Opinión

La patata, la tierra y el cielo

Espero no pecar de chauvinista dando por buena la tesis forjada por Antonio Meijide Pardo consistente en que la patata entró en España por Galicia. En las Memorias del Arzobispado de Santiago, de Jerónimo del Hoyo, se indica que, cuando menos en Herbón (¡la tierra del pimiento!), se plantaron patatas ya en el siglo XVI. Empezamos, pues, pronto, pero tardamos mucho tiempo en convertirnos en “los comedores de patatas” entusiastas -expresión con la que Manuel Rivas tituló un libro- en que nos hemos convertido en nuestros días.

Lo que dificultó la expansión del tubérculo por estos pagos no fueron tanto los obstáculos materiales y objetivos (puesto que fue desde el principio un cultivo muy bien adaptado y productivo), como los de índole subjetiva, anclados en el terreno de las mentalidades colectivas: singularmente el apego del campesinado gallego a los valores tradicionales y su marcado conservadurismo en lo que atañe a sus pautas de consumo. En un principio había quien lo utilizaba como planta ornamental y pocos aldeanos tenían el menor interés de comerlo, empleándolo preferentemente como forraje para el ganado. 
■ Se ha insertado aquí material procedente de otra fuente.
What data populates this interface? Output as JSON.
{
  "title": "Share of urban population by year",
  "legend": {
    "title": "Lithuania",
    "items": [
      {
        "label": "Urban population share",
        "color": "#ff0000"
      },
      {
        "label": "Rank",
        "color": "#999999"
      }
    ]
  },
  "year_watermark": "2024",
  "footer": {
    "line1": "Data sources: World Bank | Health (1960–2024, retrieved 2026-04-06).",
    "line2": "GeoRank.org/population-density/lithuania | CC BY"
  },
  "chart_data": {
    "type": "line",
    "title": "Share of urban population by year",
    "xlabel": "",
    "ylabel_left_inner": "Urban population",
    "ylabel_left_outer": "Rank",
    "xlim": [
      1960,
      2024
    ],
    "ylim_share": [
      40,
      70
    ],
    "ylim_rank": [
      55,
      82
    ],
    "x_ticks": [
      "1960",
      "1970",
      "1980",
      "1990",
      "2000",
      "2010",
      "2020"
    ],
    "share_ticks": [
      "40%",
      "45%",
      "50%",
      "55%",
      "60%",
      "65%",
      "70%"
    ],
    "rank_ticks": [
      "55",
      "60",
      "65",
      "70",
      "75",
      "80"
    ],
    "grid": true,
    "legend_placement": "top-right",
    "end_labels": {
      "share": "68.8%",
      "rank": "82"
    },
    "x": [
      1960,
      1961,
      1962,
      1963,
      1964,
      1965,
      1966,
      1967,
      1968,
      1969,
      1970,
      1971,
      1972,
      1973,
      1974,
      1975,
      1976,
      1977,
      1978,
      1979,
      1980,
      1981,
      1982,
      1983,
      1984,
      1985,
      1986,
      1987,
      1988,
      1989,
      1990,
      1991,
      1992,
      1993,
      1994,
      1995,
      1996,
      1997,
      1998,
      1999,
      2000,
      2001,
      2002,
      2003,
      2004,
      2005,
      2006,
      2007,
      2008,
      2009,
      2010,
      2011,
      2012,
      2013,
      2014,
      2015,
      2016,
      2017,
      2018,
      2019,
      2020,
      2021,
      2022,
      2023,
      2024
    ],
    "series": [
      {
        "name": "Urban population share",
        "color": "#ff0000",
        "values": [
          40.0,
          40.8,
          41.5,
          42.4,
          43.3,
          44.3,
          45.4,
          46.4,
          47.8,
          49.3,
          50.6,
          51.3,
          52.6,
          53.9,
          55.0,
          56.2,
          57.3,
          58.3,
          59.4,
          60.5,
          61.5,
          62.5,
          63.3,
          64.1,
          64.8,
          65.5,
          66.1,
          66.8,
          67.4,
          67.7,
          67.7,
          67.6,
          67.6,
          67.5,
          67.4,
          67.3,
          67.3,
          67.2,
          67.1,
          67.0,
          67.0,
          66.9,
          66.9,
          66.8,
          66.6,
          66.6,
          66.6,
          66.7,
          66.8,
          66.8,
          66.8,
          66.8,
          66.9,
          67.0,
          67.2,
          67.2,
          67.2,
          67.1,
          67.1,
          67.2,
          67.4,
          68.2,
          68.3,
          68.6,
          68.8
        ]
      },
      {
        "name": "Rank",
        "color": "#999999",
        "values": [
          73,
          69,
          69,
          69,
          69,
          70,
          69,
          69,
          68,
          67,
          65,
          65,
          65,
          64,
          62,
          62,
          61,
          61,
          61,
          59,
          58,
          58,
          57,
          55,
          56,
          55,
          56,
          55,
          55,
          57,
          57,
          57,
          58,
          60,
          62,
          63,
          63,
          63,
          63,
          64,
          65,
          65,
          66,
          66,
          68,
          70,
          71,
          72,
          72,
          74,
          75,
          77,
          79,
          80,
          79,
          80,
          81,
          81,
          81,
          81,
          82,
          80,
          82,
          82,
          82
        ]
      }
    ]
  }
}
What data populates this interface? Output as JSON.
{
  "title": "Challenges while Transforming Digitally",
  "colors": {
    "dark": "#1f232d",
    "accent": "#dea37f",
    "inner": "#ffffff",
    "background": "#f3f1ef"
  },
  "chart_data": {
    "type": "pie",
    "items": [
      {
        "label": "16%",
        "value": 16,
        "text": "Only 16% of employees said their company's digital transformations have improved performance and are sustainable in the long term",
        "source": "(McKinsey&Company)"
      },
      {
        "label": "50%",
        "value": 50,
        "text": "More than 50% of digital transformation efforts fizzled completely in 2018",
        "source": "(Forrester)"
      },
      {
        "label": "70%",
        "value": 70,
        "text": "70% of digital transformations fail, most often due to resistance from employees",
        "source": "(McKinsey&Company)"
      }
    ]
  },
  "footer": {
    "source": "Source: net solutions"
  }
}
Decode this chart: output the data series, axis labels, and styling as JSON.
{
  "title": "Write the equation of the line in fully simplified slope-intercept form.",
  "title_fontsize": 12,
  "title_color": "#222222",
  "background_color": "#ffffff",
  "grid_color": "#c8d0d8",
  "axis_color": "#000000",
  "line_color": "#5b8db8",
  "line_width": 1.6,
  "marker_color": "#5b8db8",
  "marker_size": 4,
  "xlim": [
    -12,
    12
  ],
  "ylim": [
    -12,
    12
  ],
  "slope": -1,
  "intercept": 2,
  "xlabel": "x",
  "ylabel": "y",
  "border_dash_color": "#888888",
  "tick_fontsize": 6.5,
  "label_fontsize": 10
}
Conviene tener en cuenta que muchos pensaban entonces, de acuerdo con el imaginario de la época, que los frutos nobles no crecían debajo de la tierra, sino a plena luz del sol, e incluso consideraban que, cuanta más altura llegaran a alcanzar, más celestiales resultaban. En este sentido, la denominación que recibe la patata en francés -la lengua, por cierto, del agrónomo Parmentier- ilustra con claridad esta connotación semántica: la patata, o pomme de terre, se situaba en contraposición a la manzana, pomme du ciel. También constituyó un obstáculo el característico sabor amargo del tubérculo, mucho más acentuado que las variedades que se impusieron después, fruto de una selección de especies. Por cierto que nuestros emigrantes en América tuvieron gran afición a retornar trayendo consigo variedades nuevas, incrementando de este modo, con la patata, la genuina biodiversidad que caracteriza al reino de Galicia.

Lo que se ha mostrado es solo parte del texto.